Una pausa, una riflessione, la paura. Nell’incursione di Francesca Bagliolid al Pitti Uomo per MOW c’è uno straordinario momento di comunicazione-verità, decisamente indicativo dello spirito dei tempi. A essere intercettato fuori dall’esposizione è Gianluca Ginoble, uno dei cantanti de Il Volo. L’approccio è eterodosso, ma il dialogo è tanto surreale quanto significativo:
F: “Posso farti una domanda?”
G: “Sì, certo”.
F: “Secondo te ha ancora senso chiamare ‘uomo’ il Pitti Uomo?”.
G: (Pausa) “Tu lo sai che io sono un personaggio pubblico, vero?”.
F: “Certo”.
G: “Eh, se non c'è l’ufficio stampa che mi controlla passo i guai, quindi devo stare attento…”.
F: “Non puoi rispondere?”.
G: “Io ho delle idee ben chiare, no?”.
F: “Diccele, tranquillamente”.
G“Dici? È pericoloso, mi metti in difficoltà eh?”.
Una domanda appena provocatoria percepita come scomoda, guai allora a rispondere qualcosa di personale, financo una banalità, figurarsi qualcosa di vagamente intelligente. C’è sempre il rischio di alienarsi uno sponsor, l’ospitata, il gettone, e allora via così: se non c’è il tutor a filtrare, allontanare, orientare, suggerire, imbeccare, a comprarsi le parole insomma, meglio evitare e stare zitti, nell’ossessione di voler piacere a tutti, piattamente, senza uscire dal perimetro, soprattutto se c’è bisogno che qualcuno ti dica qual è il perimetro di una domanda che non cambia gli equilibri geopolitici e non sposta granché anche se rispondi in pubblico.
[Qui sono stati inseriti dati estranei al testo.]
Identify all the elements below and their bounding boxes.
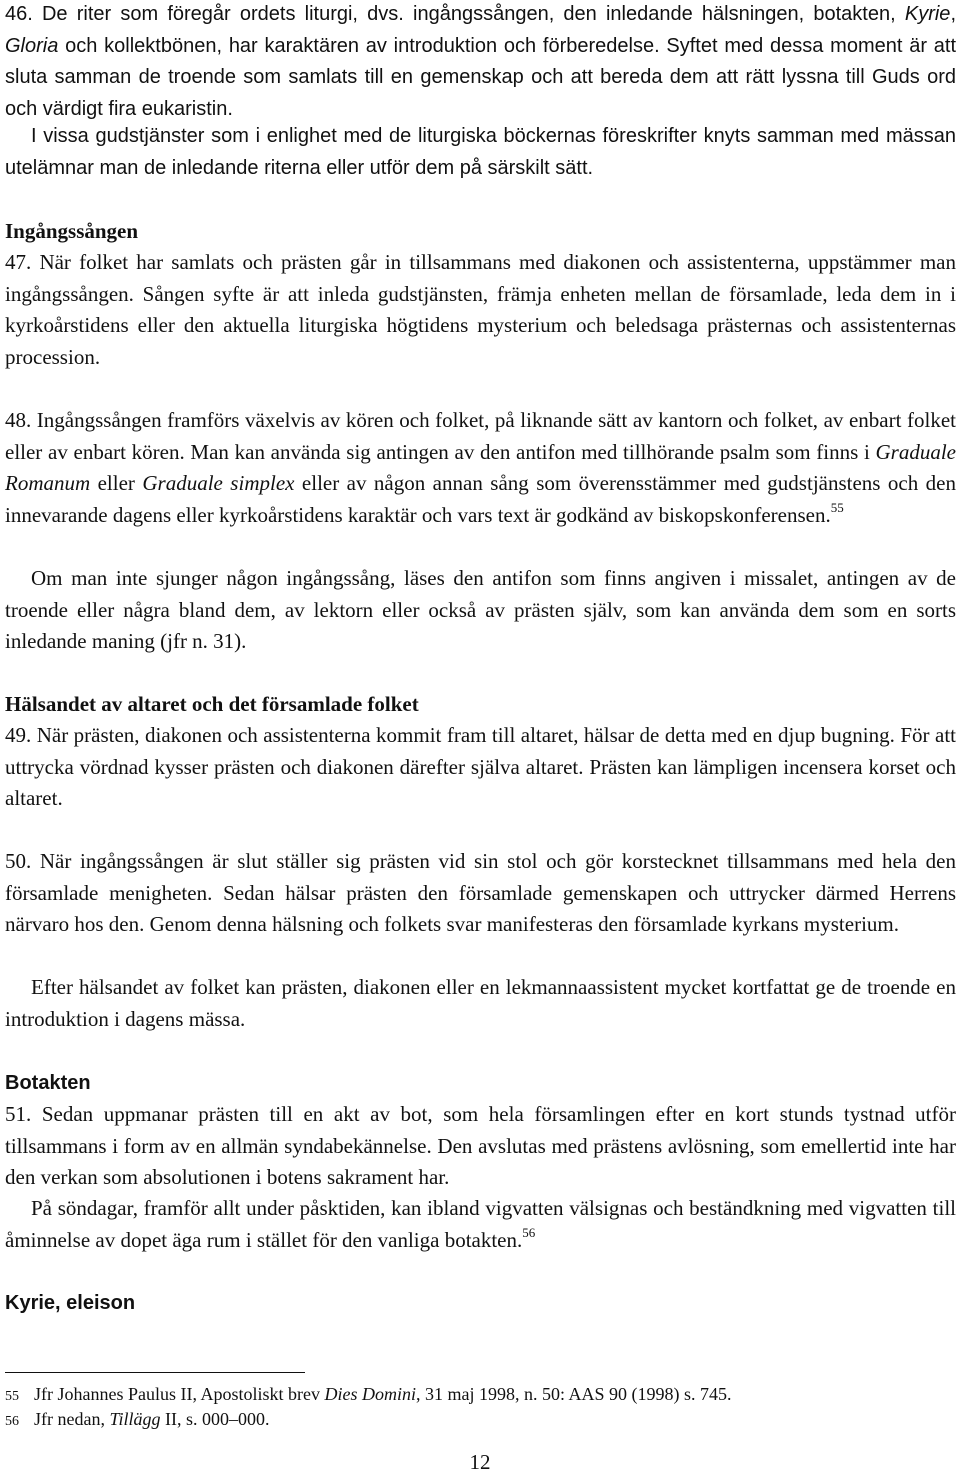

Il che, se hai 28 anni, qualunque mestiere tu faccia, è abbastanza drammatico.
Perché quando si tratta di show-business gli uffici stampa educano e invitano, quasi obbligano, al vuoto pneumatico, all’assenza di verità e di senso, convincendo ragazze e ragazzi di successo che la banalità del nulla cosmico è preferibile a un qualsiasi afflato di rivendicazione delle proprie convinzioni e dei propri pensieri, tanto sui grandi temi quanto sulle sciocchezze. Un badante che impone al giornalista di non fare la tal domanda e, più spesso, all’intervistato di non rispondere. Chiaramente non è così per tutti e gli esempi di schiettezza, anche spregiudicata, non mancano, ma è comunque così per troppi. E sentirsi persi perché non si ha il gobbo, no, non è una gran figura. Ancora dall’incursione:
F: “Nei bagni genderless, senza distinzione tra uomo e donna, ci andresti?”.
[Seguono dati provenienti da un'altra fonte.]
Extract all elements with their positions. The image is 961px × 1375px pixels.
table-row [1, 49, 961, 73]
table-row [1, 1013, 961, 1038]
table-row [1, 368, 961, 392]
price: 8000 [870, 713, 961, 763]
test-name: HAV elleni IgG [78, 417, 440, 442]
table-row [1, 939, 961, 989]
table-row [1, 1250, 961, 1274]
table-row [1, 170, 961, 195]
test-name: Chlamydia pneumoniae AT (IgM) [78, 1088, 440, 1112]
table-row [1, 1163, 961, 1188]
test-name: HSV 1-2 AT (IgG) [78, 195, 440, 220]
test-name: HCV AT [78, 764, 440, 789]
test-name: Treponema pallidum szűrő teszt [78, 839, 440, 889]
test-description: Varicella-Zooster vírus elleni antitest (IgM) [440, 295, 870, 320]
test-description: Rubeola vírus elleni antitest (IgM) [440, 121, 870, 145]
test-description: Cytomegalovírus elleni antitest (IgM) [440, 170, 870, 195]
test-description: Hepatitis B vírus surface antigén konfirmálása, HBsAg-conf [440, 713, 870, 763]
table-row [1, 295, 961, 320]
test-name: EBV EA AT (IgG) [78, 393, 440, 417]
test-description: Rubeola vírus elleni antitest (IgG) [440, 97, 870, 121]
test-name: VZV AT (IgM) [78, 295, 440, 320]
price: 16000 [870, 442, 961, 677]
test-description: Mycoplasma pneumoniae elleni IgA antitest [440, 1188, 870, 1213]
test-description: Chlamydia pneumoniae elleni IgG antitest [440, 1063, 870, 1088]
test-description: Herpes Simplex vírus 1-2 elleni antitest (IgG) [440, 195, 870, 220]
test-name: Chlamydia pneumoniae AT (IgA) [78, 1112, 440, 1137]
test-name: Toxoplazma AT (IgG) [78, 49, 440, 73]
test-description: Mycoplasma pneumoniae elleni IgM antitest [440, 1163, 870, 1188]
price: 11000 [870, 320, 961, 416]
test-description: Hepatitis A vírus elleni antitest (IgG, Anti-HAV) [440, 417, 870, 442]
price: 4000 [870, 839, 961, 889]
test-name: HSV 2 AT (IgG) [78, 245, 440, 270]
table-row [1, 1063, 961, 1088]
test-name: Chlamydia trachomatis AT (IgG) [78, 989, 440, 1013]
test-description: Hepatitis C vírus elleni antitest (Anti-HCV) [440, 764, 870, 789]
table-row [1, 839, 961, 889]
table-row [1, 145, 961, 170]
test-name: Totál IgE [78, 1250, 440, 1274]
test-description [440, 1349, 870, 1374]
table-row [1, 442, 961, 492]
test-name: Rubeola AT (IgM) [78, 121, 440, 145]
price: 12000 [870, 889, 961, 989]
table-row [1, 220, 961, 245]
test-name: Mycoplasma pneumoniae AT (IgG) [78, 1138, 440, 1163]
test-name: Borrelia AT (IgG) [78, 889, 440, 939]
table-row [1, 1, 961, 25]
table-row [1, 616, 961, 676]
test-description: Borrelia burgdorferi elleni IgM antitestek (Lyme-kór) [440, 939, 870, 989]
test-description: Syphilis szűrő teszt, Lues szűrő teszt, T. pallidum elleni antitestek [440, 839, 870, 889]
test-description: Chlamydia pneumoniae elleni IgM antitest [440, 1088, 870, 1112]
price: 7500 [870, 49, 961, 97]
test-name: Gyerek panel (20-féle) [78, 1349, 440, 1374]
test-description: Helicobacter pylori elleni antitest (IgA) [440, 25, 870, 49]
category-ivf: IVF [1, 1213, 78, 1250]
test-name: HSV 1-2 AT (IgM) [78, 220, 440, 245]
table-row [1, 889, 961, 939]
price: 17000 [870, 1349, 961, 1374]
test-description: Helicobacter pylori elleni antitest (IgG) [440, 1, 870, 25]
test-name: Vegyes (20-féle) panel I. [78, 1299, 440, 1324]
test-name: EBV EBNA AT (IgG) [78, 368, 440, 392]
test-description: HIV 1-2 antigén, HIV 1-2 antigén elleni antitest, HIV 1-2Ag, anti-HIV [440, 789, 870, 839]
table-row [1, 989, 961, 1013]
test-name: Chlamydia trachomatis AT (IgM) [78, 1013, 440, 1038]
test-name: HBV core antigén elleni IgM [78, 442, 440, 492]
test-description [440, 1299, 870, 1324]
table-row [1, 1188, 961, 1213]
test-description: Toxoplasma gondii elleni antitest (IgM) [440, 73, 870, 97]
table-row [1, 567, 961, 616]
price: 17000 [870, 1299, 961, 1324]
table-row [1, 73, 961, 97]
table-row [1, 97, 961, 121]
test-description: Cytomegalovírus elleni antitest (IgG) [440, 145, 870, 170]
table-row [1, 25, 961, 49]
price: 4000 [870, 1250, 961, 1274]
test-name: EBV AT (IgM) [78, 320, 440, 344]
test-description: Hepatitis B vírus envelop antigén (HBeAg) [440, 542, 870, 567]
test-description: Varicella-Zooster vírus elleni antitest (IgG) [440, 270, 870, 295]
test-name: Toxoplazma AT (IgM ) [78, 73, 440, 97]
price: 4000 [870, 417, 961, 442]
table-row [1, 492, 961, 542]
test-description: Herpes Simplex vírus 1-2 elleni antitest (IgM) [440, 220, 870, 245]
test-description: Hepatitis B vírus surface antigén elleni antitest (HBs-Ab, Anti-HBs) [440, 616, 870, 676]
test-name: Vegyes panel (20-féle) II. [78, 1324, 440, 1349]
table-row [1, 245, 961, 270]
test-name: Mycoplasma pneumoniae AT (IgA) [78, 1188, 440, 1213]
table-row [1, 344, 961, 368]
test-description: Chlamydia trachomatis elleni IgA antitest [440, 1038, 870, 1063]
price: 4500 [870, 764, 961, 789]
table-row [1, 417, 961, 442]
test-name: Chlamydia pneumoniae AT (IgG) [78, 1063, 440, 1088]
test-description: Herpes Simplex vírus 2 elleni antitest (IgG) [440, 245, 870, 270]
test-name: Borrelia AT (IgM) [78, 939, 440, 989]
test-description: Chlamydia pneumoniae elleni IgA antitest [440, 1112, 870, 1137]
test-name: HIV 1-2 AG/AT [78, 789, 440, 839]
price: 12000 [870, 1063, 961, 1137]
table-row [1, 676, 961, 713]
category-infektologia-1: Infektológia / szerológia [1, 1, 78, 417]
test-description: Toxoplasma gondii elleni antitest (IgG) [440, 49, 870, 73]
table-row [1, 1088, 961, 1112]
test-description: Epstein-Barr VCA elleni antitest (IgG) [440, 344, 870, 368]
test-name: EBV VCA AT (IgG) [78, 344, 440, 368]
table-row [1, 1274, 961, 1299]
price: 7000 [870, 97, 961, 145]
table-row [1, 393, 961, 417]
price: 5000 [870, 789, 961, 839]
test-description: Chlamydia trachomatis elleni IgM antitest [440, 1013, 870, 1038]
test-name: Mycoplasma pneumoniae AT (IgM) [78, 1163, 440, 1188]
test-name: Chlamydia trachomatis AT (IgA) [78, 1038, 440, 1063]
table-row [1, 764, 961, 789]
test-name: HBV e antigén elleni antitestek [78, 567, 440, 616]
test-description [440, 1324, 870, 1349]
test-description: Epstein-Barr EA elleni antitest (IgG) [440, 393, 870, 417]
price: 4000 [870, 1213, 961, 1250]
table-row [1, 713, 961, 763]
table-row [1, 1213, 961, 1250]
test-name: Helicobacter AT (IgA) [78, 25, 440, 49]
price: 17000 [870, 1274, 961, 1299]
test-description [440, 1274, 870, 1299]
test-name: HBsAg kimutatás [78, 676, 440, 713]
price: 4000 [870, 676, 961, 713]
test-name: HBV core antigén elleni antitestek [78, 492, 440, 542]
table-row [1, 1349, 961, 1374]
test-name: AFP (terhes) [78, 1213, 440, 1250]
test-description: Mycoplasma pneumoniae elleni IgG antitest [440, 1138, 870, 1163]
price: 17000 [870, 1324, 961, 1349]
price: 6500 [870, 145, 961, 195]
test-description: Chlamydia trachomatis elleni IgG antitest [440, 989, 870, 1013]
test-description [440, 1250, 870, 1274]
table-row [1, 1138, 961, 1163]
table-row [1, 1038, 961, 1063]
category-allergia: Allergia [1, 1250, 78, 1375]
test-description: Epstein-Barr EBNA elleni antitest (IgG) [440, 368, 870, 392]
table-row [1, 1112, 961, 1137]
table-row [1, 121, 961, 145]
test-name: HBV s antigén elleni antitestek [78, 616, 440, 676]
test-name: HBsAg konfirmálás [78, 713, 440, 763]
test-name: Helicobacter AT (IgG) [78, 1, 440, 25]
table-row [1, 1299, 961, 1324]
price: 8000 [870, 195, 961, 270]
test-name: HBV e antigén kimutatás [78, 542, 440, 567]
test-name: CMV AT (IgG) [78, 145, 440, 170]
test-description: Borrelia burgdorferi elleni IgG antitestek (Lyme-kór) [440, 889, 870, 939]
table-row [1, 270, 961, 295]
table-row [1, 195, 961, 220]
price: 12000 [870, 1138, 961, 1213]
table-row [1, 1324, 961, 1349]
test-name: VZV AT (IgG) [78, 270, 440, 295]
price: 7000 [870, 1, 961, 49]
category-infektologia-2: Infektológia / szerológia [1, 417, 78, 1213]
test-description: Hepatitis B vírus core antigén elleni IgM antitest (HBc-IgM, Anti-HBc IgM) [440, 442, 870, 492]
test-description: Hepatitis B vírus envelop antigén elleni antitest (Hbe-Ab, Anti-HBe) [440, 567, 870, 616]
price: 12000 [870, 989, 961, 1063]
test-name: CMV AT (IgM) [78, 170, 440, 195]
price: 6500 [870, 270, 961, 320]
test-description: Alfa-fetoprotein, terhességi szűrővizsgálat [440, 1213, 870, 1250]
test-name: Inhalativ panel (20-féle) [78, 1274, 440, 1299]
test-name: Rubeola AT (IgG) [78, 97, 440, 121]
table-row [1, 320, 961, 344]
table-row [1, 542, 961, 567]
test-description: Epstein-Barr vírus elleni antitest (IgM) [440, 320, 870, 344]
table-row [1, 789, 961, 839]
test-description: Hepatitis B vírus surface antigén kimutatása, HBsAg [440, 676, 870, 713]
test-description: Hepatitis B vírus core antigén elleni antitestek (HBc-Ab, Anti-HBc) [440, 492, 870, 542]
G: (Qui Ginoble allarga le braccia. Che fare? Scappare? E come?) “Eh, diciamo che, in realtà, tu dici: uno magari ha fretta e non guarda nemmeno dove entrare, basta che entra, dici, no?”.
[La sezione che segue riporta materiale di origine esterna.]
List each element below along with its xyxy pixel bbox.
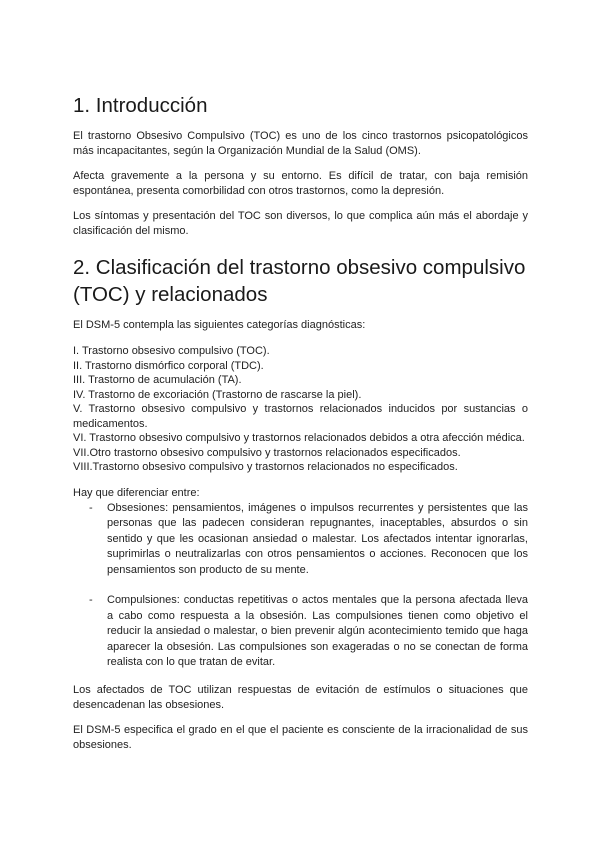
bullet-list bbox=[73, 501, 528, 671]
dash-bullet: - bbox=[89, 501, 93, 514]
section-heading-clasificacion: 2. Clasificación del trastorno obsesivo compulsivo (TOC) y relacionados bbox=[73, 256, 526, 306]
category-item: VI. Trastorno obsesivo compulsivo y trastornos relacionados debidos a otra afección médica. bbox=[73, 432, 525, 444]
category-item: VIII.Trastorno obsesivo compulsivo y trastornos relacionados no especificados. bbox=[73, 461, 458, 473]
bullet-item-compulsiones bbox=[73, 593, 528, 671]
dash-bullet: - bbox=[89, 594, 93, 606]
category-item: I. Trastorno obsesivo compulsivo (TOC). bbox=[73, 345, 270, 357]
paragraph-differentiate: Hay que diferenciar entre: bbox=[73, 486, 200, 499]
paragraph: Los afectados de TOC utilizan respuestas de evitación de estímulos o situaciones que desencadenan las obsesiones. bbox=[73, 683, 528, 711]
category-item: IV. Trastorno de excoriación (Trastorno de rascarse la piel). bbox=[73, 388, 362, 401]
paragraph: El DSM-5 especifica el grado en el que el paciente es consciente de la irracionalidad de sus obsesiones. bbox=[73, 723, 528, 751]
paragraph: Afecta gravemente a la persona y su entorno. Es difícil de tratar, con baja remisión espontánea, presenta comorbilidad con otros trastornos, como la depresión. bbox=[73, 170, 528, 197]
category-item: V. Trastorno obsesivo compulsivo y trastornos relacionados inducidos por sustancias o medicamentos. bbox=[73, 403, 528, 430]
paragraph: El trastorno Obsesivo Compulsivo (TOC) es uno de los cinco trastornos psicopatológicos más incapacitantes, según la Organización Mundial de la Salud (OMS). bbox=[73, 130, 528, 157]
category-item: III. Trastorno de acumulación (TA). bbox=[73, 374, 242, 386]
category-item: II. Trastorno dismórfico corporal (TDC). bbox=[73, 359, 264, 372]
paragraph-intro: El DSM-5 contempla las siguientes categorías diagnósticas: bbox=[73, 319, 366, 331]
bullet-item-obsesiones bbox=[73, 501, 528, 579]
bullet-text: Compulsiones: conductas repetitivas o actos mentales que la persona afectada lleva a cabo como respuesta a la obsesión. Las compulsiones tienen como objetivo el reducir la ansiedad o malestar, o bien prevenir algún acontecimiento temido que haga aparecer la obsesión. Las compulsiones son exageradas o no se conectan de forma realista con lo que tratan de evitar. bbox=[107, 594, 528, 668]
category-item: VII.Otro trastorno obsesivo compulsivo y trastornos relacionados especificados. bbox=[73, 446, 461, 459]
section-heading-introduccion: 1. Introducción bbox=[73, 94, 208, 117]
bullet-text: Obsesiones: pensamientos, imágenes o impulsos recurrentes y persistentes que las personas que las padecen consideran repugnantes, inaceptables, absurdos o sin sentido y que les ocasionan ansiedad o malestar. Los afectados intentar ignorarlas, suprimirlas o neutralizarlas con otros pensamientos o acciones. Reconocen que los pensamientos son producto de su mente. bbox=[107, 501, 528, 576]
category-list bbox=[73, 344, 528, 475]
paragraph: Los síntomas y presentación del TOC son diversos, lo que complica aún más el abordaje y clasificación del mismo. bbox=[73, 210, 528, 237]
Al di là dei problemi per chi volesse inabissarsi nell’analisi logica della frase, a ben guardare, qualsiasi risposta difficilmente avrebbe generato un titolo, una polemica, né deve essere necessario un suggeritore per scegliere l’opzione “sì” o ”no”, busta grigia o busta arcobaleno, né eventualmente per capire qual è quella più politicamente corretta, visto che di questi tempi il timore quello è. Ma tutti i momenti di disagio, prima o poi, finiscono, e la liberazione per Ginoble arriva dopo la domanda: “Andresti con una donna con i peli?”. Lì il baritono abruzzese forse ha ricordato che l’ultimo ad avere parlato di peluria femminile in un contesto ironico e scanzonato (Tiziano Ferro: ricordate le “messicane coi baffi” in un’intervista dall’accomodante Fazio?) era stato preso sul serio e costretto addirittura alle scuse ufficiali per non essere bruciato su pubblica piazza.
Ginoble sorride, si rilassa: ha capito che c’è una via d’uscita.
Stai attento. Stai attento, frena. Ciao. “Ti abbraccio”.